Marry Me By Midnight is an enchanting romance novel that twists the pattern of a Cinderella story. Isabelle Lira, a Jewish heiress living in London, 1832, is looking for a husband. Because her father, a prominent businessman who occupied a seat on the community Commission, has recently passed away, Isabelle must find a partner who will allow her to retain control at work. Instead of relying on a matchmaker as her family tradition dictates, Isabelle decides to host a series of festivals that announce her desire to marry, and she invites all eligible Jewish bachelors. When she meets Aaron Ellenberg, a poor synagogue custodian, she enlists his help to spy on her potential matches to ensure she will find a husband she can “control at work and enjoy in bed.”

The romantic tension between Isabelle and Aaron fuels the plot of the book. Both characters are much deeper than their surface images imply, and their dynamic and spicy relationship will keep readers turning the pages. Grossman manages to both recreate and subvert a Cinderella tale by giving readers a woman who longs to be a prince because “princesses are gazed at and act as ornamental elements of desire.” Isabelle and Aaron’s relationship is a traditional one, but they manage to come together as equals despite their gendered and economic differences.

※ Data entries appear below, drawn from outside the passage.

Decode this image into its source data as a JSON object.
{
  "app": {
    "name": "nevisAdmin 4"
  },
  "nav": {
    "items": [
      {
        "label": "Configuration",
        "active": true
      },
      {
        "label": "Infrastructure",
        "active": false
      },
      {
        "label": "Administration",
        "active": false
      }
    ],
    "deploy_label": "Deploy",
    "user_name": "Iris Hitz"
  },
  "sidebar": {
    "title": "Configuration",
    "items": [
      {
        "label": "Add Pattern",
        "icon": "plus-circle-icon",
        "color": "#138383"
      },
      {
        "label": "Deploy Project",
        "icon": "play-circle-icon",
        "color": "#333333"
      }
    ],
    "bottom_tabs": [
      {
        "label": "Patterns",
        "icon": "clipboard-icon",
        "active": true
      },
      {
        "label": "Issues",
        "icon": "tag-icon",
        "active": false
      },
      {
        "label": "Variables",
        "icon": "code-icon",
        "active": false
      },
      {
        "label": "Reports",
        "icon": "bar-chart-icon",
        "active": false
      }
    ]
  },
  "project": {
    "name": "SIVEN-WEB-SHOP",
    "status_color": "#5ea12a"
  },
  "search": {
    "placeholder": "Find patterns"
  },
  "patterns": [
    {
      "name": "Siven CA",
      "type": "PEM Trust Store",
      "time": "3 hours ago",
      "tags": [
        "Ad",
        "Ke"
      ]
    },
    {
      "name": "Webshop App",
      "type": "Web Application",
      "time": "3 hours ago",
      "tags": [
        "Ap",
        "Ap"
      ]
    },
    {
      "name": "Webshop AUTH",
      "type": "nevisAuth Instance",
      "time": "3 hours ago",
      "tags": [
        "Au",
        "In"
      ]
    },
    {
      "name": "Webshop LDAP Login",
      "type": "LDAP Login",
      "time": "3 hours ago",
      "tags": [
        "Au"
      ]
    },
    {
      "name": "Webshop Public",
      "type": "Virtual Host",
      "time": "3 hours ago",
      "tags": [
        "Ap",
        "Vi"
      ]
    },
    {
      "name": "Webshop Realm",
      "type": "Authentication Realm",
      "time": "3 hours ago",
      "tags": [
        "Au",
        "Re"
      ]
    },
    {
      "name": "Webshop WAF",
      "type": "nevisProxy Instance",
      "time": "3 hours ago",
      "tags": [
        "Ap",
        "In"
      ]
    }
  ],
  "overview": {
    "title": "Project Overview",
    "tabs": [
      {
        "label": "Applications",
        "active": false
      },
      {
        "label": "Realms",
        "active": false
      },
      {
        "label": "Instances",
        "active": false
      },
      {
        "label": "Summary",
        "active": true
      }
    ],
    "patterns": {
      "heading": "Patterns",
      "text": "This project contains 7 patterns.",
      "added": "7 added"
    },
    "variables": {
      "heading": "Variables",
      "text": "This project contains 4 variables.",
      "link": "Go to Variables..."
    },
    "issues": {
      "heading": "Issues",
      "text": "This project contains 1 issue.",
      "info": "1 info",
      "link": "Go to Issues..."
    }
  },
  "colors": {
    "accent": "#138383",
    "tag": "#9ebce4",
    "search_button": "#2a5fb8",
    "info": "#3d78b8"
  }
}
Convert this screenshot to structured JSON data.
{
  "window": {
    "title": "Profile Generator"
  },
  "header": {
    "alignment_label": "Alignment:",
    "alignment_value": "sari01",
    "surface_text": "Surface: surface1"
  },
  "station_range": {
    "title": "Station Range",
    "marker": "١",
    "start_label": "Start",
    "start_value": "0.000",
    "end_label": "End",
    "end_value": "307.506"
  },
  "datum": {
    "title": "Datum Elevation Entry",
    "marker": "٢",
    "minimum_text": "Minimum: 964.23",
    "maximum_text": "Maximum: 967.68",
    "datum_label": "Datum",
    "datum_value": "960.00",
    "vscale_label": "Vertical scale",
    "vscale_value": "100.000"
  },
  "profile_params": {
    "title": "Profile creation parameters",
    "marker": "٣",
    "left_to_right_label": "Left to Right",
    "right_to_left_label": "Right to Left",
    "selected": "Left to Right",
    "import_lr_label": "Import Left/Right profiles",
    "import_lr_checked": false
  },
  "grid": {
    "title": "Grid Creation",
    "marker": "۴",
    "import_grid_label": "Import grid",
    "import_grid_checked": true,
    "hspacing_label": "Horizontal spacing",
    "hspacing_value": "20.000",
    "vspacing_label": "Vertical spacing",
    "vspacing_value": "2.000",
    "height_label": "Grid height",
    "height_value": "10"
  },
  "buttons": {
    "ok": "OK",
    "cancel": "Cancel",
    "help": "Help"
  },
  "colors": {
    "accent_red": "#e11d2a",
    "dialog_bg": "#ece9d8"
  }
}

In addition to being a fun romantic fairy tale retelling, Marry Me By Midnight offers excellent representation of the Jewish culture in 19th century England. Fans of historical romance, the Regency era, and fairy tale retellings will find much to love in this gem of a book! I enjoyed it! You can find the book here.

Thank you to NetGalley for a free copy of this book in exchange for a fair review.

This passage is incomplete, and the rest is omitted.